Server Automatically shutdown during implement Flower on 3 devices

Hi guys,
I am implementing 1 server and 2 clients on 3 different machines with the FL for the encrypted data. Generally, I tested my code when I tried to simulate locally, and it ran perfectly. However, when I implemented it in three different devices, the Flower framework could only run in 5 epochs, and the client had the following errors:

When I checked the log on the server side, it had no errors. Can someone help me with this issue?

2 Likes

Hi @manhbui, by “could only run in 5 epochs” do you mean your experiment ran for 5 FL rounds but then this error appeared a the client side? Could you share a bit more details about your setup? Was your code similar to the one in the examples/quickstart-pytorch or maybe even examples/embedded-devices ?

If you could share the log generated at the server side maybe that gives us some hints of what went wrong.

1 Like

Hi @Javier , yes I can only run in 5 round of FL training. When the client receive the train message from server, client start training but after about 10 minutes, the server shutdown and client’s grpc channel change to IDLE.

When I faced the error in 5 round, I used the default setup related to keepalive ping and the round_timeout = None. When I changed the round_timeout to 3600, it can run in 6 rounds and then face the same errors but when I increase the round_timeout more, it still only can run in 6 rounds.
It is noted I am running on the machines on IHPC environment (which run under the industry wifi and network)

1 Like

@Javier , it is quite weird that the log on server sides have no errors at all. From my view, it may automatically shutdown the server

1 Like

It seems your rounds take quite a long time to complete (just over an hour fro Round 2 to finish for example). Can you try with a faster workload to see your setup is working fine ? Are you using SLURM?

Another question is: how are you running your experiment, with start_server and 2x start_client?

1 Like

Yes, I have tried another simple setup and the code can run perfectly, but because it is simple so it run very fast to finish the learning rounds. That’s why I’m thinking it may related to timeout setup and keepalive ping setup.

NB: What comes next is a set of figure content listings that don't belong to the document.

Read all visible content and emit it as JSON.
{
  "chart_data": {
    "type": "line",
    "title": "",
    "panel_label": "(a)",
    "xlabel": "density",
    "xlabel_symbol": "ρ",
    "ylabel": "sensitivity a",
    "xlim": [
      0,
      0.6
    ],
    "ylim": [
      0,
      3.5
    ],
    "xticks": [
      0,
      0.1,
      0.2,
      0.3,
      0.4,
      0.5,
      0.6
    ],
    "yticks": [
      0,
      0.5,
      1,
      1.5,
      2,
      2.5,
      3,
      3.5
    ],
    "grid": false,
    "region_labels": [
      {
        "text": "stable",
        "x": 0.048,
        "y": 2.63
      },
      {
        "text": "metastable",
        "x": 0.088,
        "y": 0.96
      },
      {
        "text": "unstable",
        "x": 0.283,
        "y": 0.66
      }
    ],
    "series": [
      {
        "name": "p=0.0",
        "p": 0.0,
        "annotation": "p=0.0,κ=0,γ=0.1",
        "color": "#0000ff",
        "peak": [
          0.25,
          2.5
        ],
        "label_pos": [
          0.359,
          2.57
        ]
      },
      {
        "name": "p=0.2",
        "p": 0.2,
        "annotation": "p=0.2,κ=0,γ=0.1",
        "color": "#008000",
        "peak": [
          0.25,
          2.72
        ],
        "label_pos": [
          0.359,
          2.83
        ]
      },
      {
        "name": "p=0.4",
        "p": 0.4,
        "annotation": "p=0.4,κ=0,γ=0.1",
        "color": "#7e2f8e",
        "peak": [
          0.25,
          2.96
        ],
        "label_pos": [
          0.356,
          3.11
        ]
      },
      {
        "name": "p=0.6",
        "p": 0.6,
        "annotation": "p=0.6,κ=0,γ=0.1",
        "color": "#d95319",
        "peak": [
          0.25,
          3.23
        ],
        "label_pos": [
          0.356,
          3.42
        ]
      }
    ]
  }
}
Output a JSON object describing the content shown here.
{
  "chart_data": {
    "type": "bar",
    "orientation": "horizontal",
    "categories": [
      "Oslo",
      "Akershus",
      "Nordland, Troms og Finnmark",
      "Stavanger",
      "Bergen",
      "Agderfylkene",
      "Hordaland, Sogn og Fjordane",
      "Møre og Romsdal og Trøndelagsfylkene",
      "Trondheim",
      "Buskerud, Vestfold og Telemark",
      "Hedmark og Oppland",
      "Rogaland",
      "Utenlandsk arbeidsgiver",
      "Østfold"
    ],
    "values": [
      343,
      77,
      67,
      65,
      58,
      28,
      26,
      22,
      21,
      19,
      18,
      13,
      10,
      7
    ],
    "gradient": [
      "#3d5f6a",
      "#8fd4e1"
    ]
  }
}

Yes I am running each machine on ubuntu environment and run via start_server and start_client

1 Like

Ok. then it should be safe to increase the timeout to, let’s say 10000 :laughing: ? We set it to 3600 since it’s not too big, not too small. But it should be adjusted based on the application.

1 Like

Yeah I tried to increase the round_timeout for server to 7200 or 10000 but it still seems cannot run reliably. The server still shutdown in round 6. If I set timeout to None, it can only run for 5 rounds

1 Like

Is there a maximum time limit in the HPC system you are running these experiments? Some compute clusters have maximum time limits for the experiments if people submit to a queue of jobs…

1 Like